Cerebellar ataxia in SFA/+ mice. (A) Nissl stains of mid-sagittal sections of WT and SFA/+ adult (P56) cerebellum. (B) Calbindin-1^D28K IF staining of the Purkinje cells. Disorganization of Purkinje neurons found ectopically located throughout the cerebellum of P56 SFA/+ mouse.
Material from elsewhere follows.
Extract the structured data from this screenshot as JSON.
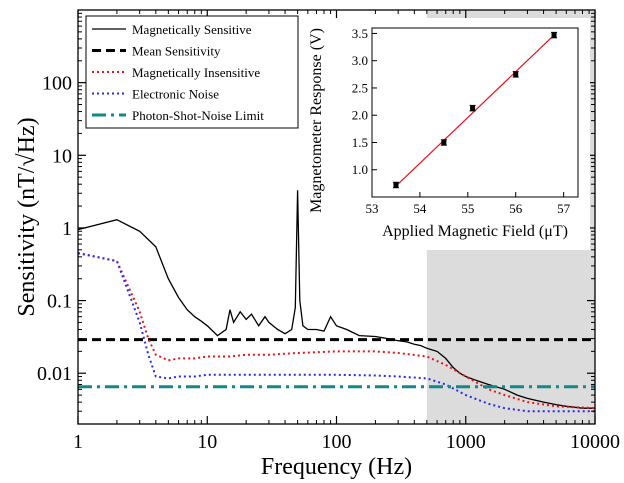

M, molecular layer showing staining of Purkinje dendrites; P, Purkinje cell bodies; G, granule layer. (C) Top panel, proliferation measured by BrdU (green)/PI (red) IF on mid-sagittal sections of P3 cerebellums; white line delineates the granule layer; bottom panel, apoptosis assayed by caspase-3 IHC staining; apoptotic cells are indicated by black arrows. (D) Quantitation of % BrdU⁺ cells/field of P3 WT and SFA/+ cerebellums (n = 3/genotype). *p = 0.0315.

Figure 5

Low Rpl27a mouse phenocopies high p53 mouse models. (A) H&tE of femur showing the BM in P15 WT, severely affected SFA/+ and Mdm2^+/−:Mdm4^+/− mouse (high p53). (B) H&tE of cerebellum in WT, severely affected SFA/+ and Mdm2^+/−:Mdm4^+/− mice. (C) Footpads from adult mice of p53 pathway models. *Mdm4-null allele with deletion of exon 2. ^$Mdm4-null allele with deletion of part of introns 2–5.

Figure 6

Genetic interaction between Rpl27a and p53 and impact of low Rpl27a on survival. (A) Motor coordination ranges of mice of designated genotypes, measured by the rotarod assay. Latency to fall on the final rotarod trial for each 10 week-old mouse is plotted versus the weight of the mouse. Boxes designate the ranges for weight and scores/genotype. (B) The impact of different p53 genotypes on pigmentation of SFA/+ footpads. (C) Kaplan–Meier survival curve (Log-rank test, p = 0.001) between p53^+/−:SFA/ and p53^+/− curves.

Figure 7

p53 pathway signalling in P3 SFA/+ cerebellums. (A) Detection of p53 immunopositivity in mid-sagittal SFA/+ cerebellum by IHC. (B) ISH of p53, its negative regulators Mdm2 and Mdm4, and target gene Cdkn1a on WT and SFA/+ cerebellum. (C) Histogram expression of fold expression of indicated genes (mean + SEM, n = 6/genotype) in SFA/+ cerebellums, measured in triplicate in comparison to levels in WT cerebellums (indicated by the dotted line that is set at 1). p = 0.017 (p53); p = 0.0240 (Mdm2); p = 0.0002 (Cdkn1a); and p = 0.0168 (Puma).